Nakuru estate shut over man with Covid-19

A Nakuru residential estate with over 300 tenants was sealed off for close to 10 hours on Sunday after a long distance truck driver tested positive for Covid-19.

Authorities in the county arrived at Kiratina Fibre Estate in Nakuru town East at around 1am, where they traced the driver and five other occupants of a house they have been living in for the past three days.

Menengai East Ward representative Wilson Mwangi said police and health officials were trying to trace people who had come in contact with the truck driver.
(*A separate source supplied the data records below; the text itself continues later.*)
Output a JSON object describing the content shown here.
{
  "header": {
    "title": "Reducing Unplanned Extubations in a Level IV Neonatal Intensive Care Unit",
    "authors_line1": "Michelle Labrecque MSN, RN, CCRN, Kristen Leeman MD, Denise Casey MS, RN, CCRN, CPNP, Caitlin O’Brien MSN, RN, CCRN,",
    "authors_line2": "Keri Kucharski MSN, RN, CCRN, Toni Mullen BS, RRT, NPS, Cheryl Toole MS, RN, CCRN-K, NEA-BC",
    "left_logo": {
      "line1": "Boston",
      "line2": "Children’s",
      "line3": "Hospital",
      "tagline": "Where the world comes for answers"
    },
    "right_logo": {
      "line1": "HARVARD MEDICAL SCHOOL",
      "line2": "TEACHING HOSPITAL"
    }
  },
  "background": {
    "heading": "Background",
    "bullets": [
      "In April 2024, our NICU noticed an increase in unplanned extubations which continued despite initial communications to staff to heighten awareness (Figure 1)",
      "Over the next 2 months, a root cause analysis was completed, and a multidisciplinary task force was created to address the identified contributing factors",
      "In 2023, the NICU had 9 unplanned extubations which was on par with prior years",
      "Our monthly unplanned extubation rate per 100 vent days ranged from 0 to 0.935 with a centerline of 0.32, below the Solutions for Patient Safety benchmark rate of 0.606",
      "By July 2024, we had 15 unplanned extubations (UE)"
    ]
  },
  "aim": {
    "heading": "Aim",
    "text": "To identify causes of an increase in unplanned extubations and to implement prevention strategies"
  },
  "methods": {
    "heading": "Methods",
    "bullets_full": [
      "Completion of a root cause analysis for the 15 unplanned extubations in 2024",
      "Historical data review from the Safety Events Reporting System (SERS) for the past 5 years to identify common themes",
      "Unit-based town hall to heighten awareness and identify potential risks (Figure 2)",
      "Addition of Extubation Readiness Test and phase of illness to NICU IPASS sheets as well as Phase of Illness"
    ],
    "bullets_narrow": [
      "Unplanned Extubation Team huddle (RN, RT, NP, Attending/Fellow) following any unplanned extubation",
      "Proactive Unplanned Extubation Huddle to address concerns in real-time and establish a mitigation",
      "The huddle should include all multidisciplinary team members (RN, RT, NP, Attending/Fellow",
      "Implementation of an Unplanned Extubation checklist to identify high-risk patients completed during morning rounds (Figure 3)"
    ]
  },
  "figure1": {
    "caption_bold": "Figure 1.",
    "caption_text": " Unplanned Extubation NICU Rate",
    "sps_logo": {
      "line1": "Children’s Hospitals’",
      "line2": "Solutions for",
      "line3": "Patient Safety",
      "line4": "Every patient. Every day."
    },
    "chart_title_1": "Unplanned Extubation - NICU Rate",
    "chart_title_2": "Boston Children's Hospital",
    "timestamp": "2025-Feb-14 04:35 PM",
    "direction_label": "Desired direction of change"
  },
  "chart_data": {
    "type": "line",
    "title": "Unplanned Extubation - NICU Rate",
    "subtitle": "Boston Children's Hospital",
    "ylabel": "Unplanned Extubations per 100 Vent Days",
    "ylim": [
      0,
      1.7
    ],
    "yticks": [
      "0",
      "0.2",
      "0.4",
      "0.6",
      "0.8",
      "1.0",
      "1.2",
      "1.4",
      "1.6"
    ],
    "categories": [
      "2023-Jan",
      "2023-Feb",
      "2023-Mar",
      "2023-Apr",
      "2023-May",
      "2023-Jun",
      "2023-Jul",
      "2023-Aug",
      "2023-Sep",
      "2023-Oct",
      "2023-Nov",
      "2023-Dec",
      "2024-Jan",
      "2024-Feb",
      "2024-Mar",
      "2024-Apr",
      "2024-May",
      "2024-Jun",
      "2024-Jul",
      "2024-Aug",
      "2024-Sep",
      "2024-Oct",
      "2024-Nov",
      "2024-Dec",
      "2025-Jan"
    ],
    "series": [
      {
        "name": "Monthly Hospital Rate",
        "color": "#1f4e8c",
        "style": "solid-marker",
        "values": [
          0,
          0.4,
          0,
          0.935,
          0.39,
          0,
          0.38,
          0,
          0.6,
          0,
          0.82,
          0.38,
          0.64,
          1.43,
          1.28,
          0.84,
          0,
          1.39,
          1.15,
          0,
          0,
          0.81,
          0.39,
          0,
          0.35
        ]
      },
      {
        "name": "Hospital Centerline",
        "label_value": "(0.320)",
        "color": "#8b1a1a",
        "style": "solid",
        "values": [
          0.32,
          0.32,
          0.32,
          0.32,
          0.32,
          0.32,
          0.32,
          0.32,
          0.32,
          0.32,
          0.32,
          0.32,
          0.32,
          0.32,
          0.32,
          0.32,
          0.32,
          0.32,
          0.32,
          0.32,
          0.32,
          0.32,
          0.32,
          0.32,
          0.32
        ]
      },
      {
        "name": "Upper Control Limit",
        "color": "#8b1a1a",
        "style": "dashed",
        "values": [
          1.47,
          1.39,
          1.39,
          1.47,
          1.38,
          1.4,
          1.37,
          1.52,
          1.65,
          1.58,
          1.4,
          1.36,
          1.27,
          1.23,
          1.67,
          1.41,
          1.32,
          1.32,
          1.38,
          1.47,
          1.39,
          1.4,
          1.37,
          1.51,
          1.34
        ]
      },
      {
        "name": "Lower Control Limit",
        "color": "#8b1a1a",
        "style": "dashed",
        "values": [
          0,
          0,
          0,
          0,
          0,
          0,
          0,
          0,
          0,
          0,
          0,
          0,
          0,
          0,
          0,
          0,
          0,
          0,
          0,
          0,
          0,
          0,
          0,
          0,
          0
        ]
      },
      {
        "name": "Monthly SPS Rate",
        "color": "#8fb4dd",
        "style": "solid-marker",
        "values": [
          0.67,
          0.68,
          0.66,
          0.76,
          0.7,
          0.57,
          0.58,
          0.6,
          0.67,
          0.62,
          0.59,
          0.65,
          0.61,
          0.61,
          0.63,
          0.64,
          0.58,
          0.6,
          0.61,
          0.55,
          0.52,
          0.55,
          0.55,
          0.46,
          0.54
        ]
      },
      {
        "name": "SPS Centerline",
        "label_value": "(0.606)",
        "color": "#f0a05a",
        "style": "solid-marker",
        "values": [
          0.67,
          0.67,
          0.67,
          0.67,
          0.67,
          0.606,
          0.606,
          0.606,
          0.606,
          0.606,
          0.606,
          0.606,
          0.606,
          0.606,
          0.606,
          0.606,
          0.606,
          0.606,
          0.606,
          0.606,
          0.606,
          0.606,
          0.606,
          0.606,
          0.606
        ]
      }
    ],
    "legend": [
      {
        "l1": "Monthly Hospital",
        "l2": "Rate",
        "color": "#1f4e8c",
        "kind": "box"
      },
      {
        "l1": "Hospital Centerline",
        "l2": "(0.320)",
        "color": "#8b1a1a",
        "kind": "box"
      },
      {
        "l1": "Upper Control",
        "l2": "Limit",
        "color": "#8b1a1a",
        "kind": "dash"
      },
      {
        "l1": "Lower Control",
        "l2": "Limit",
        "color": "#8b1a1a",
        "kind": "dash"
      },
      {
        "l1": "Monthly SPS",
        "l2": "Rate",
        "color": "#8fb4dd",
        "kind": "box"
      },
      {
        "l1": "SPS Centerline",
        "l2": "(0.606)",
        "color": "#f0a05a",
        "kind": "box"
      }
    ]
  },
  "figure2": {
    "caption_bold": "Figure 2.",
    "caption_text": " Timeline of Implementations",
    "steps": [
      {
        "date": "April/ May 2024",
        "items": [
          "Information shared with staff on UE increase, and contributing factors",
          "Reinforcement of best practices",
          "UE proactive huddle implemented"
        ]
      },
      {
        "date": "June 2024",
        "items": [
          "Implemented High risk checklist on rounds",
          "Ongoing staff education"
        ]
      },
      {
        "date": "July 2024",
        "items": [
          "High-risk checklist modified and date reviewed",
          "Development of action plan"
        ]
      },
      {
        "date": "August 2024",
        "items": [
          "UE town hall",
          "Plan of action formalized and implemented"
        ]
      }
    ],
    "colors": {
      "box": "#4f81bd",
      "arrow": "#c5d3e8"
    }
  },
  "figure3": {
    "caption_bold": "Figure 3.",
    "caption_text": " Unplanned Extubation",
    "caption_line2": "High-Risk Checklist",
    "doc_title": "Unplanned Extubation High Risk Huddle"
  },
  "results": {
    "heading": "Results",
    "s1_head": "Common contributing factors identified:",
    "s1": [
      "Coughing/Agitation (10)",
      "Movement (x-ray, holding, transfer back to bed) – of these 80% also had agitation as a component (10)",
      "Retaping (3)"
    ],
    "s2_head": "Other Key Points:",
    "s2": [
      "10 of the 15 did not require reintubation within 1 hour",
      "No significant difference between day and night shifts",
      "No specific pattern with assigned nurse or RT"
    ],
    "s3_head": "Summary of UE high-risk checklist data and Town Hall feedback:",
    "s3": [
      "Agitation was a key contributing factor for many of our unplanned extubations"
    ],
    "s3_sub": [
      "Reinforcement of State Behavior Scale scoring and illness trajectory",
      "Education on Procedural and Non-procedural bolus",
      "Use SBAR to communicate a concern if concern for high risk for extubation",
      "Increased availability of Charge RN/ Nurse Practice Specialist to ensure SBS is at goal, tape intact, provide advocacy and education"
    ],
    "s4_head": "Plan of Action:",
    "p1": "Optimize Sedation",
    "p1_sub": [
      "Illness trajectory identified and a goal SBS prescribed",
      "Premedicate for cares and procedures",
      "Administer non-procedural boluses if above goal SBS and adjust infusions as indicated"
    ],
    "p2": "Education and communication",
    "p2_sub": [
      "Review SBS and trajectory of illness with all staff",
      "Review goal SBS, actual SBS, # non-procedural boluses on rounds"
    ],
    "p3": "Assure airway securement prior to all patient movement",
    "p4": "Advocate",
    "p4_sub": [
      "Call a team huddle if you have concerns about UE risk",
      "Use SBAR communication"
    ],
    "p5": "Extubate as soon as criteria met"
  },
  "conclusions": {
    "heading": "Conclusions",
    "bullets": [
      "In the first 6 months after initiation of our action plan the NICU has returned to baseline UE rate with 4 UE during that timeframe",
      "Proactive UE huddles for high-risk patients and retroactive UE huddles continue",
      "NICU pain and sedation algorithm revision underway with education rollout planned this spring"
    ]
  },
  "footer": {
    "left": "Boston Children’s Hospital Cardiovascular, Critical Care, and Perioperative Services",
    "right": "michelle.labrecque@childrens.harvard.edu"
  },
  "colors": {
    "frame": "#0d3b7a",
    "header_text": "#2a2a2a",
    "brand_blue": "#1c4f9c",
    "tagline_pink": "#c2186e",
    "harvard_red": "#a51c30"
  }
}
“They sealed off the estate from about 1am to 11am, when they managed to trace the driver and the five other contacts,” Mr Mwangi told The Standard on phone yesterday.

It was revealed that the driver interacted freely with residents at the estate for three days, playing pool and visiting friends. 

According to local health officials, the driver underwent a coronavirus test at the Mai Mahiu check point in Naivasha last Thursday, but left the scene without knowing his results.

“He then stopped over in Nakuru and went to Kiratina Fibre Estate, where he stayed for three days before his results turned positive,” read a bulletin from the Nakuru County department of health.

County Executive Committee member in charge of Health Kariuki Gichuki said the 27-year-old man was heading to Kitale from Mombasa.

“He has been taken to the Nakuru Level 5 Hospital Covid-19 isolation and management facility,“ Dr Gichuki said, adding that the surveillance team was still at the estate by Sunday afternoon for contact tracing.

The county, which has five confirmed Covid-19 cases, is emerging as one of the hotspots as residents, especially in Nakuru town, have thrown caution to the wind.

Testing of long distance truck drivers started at the county borders a week ago.

“Some of the screening points are at Kikopey, Salgaa and Total areas," Gichuki said.

He urged Nakuru residents to continue observing preventive guidelines issued by the Ministry of Health, especially now that transmission was at the community level.